Il primo è la grazia, lo stato di grazia, la vita di grazia, che la fede ed i sacramenti ci procurano, e che la preghiera alimenta ed esprime.

I primi cristiani, battezzati e in tal modo inseriti nella Chiesa, si chiamavano comunemente, per antonomasia, « santi ».

Santi voleva dire cristiani viventi di quel principio vitale nuovo e divino, ch'è la grazia, l'azione cioè dello Spirito Santo, l'inabitazione di Dio, Uno e Trino, nell'anima, che appunto per ciò si chiama santa ( Cfr.

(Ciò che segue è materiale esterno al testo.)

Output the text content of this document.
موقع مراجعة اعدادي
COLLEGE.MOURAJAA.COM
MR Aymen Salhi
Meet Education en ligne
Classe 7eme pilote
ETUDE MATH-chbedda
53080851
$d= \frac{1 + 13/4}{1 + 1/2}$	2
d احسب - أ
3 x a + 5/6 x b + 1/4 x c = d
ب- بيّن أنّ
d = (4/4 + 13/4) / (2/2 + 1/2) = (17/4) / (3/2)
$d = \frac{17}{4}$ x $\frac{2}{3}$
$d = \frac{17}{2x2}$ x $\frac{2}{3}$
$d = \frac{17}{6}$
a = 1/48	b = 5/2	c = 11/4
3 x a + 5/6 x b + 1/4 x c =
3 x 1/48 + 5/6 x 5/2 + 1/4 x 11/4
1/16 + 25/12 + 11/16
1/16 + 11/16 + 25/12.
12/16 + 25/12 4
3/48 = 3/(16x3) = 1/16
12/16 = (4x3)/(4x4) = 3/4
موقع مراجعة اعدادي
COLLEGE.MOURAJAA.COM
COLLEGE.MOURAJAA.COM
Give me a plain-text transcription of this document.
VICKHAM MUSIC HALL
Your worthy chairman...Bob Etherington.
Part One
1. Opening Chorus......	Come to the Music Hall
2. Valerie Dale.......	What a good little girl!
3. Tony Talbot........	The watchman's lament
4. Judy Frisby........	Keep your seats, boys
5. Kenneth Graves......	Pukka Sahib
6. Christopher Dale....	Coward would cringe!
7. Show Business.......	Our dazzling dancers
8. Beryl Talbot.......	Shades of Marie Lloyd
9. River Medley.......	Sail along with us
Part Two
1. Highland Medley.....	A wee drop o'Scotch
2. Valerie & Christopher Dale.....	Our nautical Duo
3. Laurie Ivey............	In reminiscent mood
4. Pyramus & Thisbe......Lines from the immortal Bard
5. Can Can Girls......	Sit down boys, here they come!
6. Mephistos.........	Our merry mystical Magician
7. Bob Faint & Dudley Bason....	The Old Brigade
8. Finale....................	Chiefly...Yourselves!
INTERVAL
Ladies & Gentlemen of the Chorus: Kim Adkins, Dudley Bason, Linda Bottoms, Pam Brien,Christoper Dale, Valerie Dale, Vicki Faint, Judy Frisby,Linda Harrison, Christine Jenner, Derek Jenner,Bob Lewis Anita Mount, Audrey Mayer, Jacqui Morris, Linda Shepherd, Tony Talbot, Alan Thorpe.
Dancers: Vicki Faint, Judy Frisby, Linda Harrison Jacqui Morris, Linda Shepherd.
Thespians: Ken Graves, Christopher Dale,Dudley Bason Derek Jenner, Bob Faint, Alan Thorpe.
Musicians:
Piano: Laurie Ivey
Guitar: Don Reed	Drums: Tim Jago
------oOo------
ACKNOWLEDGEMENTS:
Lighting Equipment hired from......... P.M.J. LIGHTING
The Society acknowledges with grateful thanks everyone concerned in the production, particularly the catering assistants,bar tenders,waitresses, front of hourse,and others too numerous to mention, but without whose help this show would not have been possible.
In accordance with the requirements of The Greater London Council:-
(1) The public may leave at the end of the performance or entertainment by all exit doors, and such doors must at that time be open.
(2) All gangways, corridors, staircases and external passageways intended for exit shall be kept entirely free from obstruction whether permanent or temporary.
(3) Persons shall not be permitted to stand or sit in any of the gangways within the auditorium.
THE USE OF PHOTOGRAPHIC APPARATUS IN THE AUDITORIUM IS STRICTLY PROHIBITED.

Gv 14,23 ).

Questo ineffabile rapporto soprannaturale della nostra anima col Dio vivo, col Dio-Amore, è la perfezione più alta, la fortuna più vera, la condizione più felice e indispensabile, a cui l'uomo possa e debba aspirare.

Vivere sempre in grazia di Dio è il proposito che ciascuno deve fare, e per sempre, se davvero ha celebrato in sé l'Anno Santo.

Il secondo coefficiente è la nostra volontà, cioè la nostra personale vita morale, alla quale la nostra religione non impone solo precetti e minaccia castighi, ma infonde lumi, energie, conforti, carismi, che rendono, in certa misura, facile e possibile una stupenda, anche se nascosta, perfezione umana.

Volontà: la santità, derivante dall'uomo, esige questo primissimo impegno: bisogna volerla.

Volere vuol dire amare.

L'amore umano, animato da quello divino, cioè la carità, possiede il segreto della perfezione, e riassume tutto il dovere dell'uomo e tutta l'onestà naturale; questo è il sommo e primo precetto di Cristo: amare Dio, amare il prossimo ( Cfr. Mt 22,38; cfr. S. Thomae Summa Theologiae, II-IIæ, 184, 2 ).

Questa è la santità.

Quella che il Vangelo ci predica e che esso rende possibile.

Quella che sola salva l'uomo, edifica la Chiesa, rinnova il mondo.

Da ricordare, come effetto del Giubileo.

Con la nostra Apostolica Benedizione.